The IDR was established to address conflicts arising between out-of-network medical service providers and insurers over the appropriate out-of-network rate for emergency and certain non-emergency services in states without a Model Agreementor state law establishing the out-of-network rate.3 The IDR was intended to be an efficient and effective alternative for resolving disputes in a timely manner. However, it has been plagued by multiple adverse court decisions and mired in the unexpected surge of claims that backlogged the process. Federal agencies attempted to address these delays by introducing the increased fee for filing a dispute and restricting the batching of claims. These new protocols were challenged in a Federal District Court in Texas. That court determined that the departments improperly increased fees and established limitations on claims batching, which prompted CMS to temporarily halt the IDR process, entirely, pending further notice. CMS reinstated the original filing fee of $50 in an announcement dated August 11, 2023; however, CMS has not yet resumed the IDR process.
 
CMS’s suspension of the IDR process has immediate implications for both out-of-network providers and health facilities. The IDR process was already grappling with a substantial backlog of cases, which is anticipated to worsen due to the suspension.

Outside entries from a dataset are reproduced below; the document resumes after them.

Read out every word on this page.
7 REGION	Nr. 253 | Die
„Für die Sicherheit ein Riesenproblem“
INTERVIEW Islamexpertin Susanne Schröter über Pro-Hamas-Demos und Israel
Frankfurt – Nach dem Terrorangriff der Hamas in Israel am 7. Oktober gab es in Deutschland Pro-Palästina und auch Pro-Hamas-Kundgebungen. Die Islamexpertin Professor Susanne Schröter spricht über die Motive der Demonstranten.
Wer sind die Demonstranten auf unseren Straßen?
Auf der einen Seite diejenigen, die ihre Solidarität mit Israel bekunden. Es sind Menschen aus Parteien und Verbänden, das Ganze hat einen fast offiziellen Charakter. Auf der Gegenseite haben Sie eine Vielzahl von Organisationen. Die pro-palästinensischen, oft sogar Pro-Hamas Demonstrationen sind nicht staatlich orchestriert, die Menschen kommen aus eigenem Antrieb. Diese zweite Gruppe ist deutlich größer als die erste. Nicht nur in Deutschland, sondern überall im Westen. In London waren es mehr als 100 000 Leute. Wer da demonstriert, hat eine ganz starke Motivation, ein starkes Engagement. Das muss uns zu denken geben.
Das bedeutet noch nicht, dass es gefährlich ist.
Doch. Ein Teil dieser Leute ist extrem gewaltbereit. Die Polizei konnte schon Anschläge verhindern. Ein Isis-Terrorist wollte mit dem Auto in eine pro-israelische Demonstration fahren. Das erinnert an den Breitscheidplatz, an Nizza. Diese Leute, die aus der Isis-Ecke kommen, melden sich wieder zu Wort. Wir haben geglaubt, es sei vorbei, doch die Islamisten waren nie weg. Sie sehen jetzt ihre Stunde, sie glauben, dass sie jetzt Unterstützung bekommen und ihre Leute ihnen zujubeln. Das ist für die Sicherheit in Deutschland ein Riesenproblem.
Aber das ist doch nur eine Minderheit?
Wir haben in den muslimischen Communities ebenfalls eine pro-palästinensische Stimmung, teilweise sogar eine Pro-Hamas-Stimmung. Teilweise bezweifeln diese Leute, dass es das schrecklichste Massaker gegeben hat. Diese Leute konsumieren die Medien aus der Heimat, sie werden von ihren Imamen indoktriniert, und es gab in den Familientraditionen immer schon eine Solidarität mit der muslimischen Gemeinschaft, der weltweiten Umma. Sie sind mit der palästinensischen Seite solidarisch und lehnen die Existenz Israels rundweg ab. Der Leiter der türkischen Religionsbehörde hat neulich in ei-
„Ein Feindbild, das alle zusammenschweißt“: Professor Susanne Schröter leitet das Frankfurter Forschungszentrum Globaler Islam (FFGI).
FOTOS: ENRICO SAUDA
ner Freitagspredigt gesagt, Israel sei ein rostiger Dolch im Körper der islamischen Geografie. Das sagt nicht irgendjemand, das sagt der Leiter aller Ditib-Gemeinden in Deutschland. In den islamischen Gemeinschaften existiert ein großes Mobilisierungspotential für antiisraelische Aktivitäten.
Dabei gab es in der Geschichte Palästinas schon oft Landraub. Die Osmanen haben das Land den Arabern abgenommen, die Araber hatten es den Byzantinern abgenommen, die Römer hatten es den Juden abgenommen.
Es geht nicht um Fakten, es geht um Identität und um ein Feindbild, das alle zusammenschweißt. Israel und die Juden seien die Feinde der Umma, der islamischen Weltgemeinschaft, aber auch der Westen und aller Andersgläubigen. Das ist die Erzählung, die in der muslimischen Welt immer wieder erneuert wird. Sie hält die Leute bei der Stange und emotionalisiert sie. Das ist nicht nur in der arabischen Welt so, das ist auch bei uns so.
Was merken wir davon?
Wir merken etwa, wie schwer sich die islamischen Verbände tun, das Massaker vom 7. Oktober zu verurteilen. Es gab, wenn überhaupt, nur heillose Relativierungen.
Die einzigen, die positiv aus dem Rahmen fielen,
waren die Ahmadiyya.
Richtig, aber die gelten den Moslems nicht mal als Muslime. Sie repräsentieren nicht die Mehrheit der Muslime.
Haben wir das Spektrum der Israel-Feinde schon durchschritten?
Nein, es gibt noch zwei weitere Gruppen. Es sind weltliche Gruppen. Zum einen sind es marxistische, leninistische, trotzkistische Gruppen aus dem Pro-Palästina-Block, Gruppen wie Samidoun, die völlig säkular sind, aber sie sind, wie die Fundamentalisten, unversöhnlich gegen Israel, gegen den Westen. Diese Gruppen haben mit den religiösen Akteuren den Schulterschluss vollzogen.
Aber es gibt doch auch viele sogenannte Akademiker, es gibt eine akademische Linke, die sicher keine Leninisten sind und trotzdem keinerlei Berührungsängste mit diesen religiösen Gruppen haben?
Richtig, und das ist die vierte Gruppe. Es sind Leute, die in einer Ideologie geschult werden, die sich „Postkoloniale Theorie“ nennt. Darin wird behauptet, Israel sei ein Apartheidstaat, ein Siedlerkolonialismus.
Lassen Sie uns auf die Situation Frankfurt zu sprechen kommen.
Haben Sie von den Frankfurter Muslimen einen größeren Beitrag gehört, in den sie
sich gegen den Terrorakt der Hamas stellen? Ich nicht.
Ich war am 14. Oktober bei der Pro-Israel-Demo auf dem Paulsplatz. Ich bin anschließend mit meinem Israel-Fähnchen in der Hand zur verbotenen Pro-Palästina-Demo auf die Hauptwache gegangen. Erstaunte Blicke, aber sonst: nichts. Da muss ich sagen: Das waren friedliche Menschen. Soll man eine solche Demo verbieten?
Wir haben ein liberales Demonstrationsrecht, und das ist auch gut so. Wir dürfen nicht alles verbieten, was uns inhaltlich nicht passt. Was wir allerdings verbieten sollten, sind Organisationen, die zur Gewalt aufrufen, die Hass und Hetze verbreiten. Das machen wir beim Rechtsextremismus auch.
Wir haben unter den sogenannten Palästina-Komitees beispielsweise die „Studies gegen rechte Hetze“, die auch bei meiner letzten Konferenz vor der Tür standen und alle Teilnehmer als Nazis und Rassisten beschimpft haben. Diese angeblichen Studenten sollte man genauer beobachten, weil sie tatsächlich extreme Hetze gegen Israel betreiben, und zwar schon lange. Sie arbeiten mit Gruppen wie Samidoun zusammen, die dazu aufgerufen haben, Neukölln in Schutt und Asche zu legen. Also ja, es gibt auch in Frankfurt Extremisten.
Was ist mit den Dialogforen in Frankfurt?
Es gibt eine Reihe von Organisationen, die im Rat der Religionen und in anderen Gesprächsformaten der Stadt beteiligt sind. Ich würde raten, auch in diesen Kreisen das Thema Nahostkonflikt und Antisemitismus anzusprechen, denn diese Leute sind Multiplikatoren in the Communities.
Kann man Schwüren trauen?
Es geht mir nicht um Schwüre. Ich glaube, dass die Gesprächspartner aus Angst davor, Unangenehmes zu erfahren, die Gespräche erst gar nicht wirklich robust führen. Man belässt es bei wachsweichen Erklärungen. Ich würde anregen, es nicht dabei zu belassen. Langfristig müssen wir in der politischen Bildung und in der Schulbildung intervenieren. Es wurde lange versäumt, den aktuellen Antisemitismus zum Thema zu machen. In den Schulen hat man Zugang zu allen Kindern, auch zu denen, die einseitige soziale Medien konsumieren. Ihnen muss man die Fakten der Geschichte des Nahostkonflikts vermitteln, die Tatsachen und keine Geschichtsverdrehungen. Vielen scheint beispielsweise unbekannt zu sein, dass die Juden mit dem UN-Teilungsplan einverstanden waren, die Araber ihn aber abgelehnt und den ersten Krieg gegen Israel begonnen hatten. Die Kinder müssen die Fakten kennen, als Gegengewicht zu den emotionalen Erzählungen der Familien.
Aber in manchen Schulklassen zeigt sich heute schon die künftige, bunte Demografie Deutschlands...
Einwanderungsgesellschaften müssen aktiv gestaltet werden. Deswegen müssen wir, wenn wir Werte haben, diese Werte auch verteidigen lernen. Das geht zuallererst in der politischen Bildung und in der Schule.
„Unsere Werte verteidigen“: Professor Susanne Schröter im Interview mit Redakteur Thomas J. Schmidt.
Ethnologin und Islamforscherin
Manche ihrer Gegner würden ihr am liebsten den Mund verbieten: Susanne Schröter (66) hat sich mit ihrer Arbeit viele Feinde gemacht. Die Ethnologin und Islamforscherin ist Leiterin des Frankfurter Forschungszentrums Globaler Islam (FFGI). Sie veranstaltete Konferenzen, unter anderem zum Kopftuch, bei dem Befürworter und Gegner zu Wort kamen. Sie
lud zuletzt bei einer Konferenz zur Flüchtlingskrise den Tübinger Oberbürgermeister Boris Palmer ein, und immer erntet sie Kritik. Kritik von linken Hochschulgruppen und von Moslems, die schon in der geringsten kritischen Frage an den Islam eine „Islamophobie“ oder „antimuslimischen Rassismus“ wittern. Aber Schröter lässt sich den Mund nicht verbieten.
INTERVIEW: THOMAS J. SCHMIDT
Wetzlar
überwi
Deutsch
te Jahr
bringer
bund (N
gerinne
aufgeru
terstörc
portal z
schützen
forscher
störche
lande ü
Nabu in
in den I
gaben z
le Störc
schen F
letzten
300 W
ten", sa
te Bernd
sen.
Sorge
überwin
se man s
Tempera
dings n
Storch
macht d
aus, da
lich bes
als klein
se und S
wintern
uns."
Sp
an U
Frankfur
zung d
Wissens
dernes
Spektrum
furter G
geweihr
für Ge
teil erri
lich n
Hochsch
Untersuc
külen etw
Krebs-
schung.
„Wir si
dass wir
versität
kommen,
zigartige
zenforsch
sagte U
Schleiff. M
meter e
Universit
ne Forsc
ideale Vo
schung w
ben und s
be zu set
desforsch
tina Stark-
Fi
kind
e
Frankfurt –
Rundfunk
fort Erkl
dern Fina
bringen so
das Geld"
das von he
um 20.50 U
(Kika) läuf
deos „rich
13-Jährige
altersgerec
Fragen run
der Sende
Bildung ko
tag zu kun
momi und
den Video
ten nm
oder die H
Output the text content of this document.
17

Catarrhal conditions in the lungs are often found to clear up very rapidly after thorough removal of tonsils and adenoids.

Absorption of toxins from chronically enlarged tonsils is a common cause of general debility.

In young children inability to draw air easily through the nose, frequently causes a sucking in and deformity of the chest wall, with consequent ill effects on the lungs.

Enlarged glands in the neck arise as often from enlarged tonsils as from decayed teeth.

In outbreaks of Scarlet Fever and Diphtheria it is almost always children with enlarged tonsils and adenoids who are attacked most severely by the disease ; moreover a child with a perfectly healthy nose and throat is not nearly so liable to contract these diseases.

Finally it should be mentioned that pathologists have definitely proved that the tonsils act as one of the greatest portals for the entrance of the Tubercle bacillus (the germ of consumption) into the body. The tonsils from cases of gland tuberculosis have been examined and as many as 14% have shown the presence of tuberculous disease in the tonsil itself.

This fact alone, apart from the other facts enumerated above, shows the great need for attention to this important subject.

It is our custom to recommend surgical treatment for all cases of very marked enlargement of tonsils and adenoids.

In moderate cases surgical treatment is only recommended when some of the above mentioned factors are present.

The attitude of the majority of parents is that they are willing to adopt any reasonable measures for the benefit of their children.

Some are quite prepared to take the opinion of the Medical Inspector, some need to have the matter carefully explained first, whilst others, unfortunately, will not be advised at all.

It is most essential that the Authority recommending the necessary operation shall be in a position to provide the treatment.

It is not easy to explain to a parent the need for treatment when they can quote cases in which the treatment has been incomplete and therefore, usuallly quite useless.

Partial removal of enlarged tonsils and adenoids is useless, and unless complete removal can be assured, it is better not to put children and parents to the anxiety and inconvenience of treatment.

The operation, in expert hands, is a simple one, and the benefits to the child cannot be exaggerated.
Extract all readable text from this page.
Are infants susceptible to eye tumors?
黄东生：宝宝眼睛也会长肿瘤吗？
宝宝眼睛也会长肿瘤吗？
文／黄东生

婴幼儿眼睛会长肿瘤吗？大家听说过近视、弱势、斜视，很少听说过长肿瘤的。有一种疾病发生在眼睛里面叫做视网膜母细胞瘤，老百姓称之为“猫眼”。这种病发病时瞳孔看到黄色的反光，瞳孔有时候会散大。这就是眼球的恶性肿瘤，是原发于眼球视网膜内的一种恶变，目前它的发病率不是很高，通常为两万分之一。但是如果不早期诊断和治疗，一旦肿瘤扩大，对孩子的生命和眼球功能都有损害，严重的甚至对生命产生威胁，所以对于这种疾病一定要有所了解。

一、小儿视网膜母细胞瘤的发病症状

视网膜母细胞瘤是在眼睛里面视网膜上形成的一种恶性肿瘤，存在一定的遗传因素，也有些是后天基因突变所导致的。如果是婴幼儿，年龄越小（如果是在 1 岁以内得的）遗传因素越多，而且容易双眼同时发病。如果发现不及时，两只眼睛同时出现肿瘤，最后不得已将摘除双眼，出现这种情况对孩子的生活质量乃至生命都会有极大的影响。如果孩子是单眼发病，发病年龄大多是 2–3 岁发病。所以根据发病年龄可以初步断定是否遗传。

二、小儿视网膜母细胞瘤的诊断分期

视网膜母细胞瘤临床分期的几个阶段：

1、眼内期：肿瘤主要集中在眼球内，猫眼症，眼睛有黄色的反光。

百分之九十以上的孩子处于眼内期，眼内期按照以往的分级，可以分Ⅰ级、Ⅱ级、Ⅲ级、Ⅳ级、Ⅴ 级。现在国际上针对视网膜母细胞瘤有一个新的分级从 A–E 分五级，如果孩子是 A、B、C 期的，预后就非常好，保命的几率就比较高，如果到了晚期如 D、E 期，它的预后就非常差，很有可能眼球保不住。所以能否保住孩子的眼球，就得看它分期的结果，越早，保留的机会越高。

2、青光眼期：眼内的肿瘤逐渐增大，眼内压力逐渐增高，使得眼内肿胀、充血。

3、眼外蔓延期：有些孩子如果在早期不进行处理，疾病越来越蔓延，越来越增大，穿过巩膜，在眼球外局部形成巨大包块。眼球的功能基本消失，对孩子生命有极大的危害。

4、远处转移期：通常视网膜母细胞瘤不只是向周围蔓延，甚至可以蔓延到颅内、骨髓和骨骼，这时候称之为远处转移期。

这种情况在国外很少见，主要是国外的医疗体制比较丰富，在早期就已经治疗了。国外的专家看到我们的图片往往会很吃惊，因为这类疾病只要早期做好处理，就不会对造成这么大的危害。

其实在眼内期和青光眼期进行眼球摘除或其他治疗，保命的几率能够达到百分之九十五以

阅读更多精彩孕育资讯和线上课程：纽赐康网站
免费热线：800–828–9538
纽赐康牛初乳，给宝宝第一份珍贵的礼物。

With the IDR process on hold, providers are likely to experience further delays in receiving payments for their services, posing financial challenges and uncertainties for their operations. As the IDR process is once again in limbo, providers and facilities must navigate a complex legal landscape in working with insurers moving forward. In the interim, providers should continue to monitor developments and communications from relevant federal departments, including CMS, regarding the status and potential reinstatement of the IDR process.

If you have any questions about payment disputes or your compliance with the No Surprises Act, please contact Brandon W. Shirley or Meghan M. Linvill McNab


Disclaimer. The contents of this article should not be construed as legal advice or a legal opinion on any specific facts or circumstances. The contents are intended for general informational purposes only, and you are urged to consult with counsel concerning your situation and specific legal questions you may have.

[1] See Memorandum Opinion and Order in Texas Medical Association et. al. v. United States Department of Health and Human Services et. al. ___ F. Supp.3d ____ (2023 WL 1781801) (E.D. TX 2023). 
  
[2] Section 1115A of the Social Security Act authorizes the CMS Innovation Center to test and approve payment models that reduce Medicare and Medicaid payments while maintaining quality of care. An All-Payer Model Agreement aims to standardize reimbursement rates across different payer entities within a state under the terms of that Agreement. 

[3] Indiana does not have either a Model Agreement or specified state law. Therefore, Indiana providers must look to IDR to address such conflicts.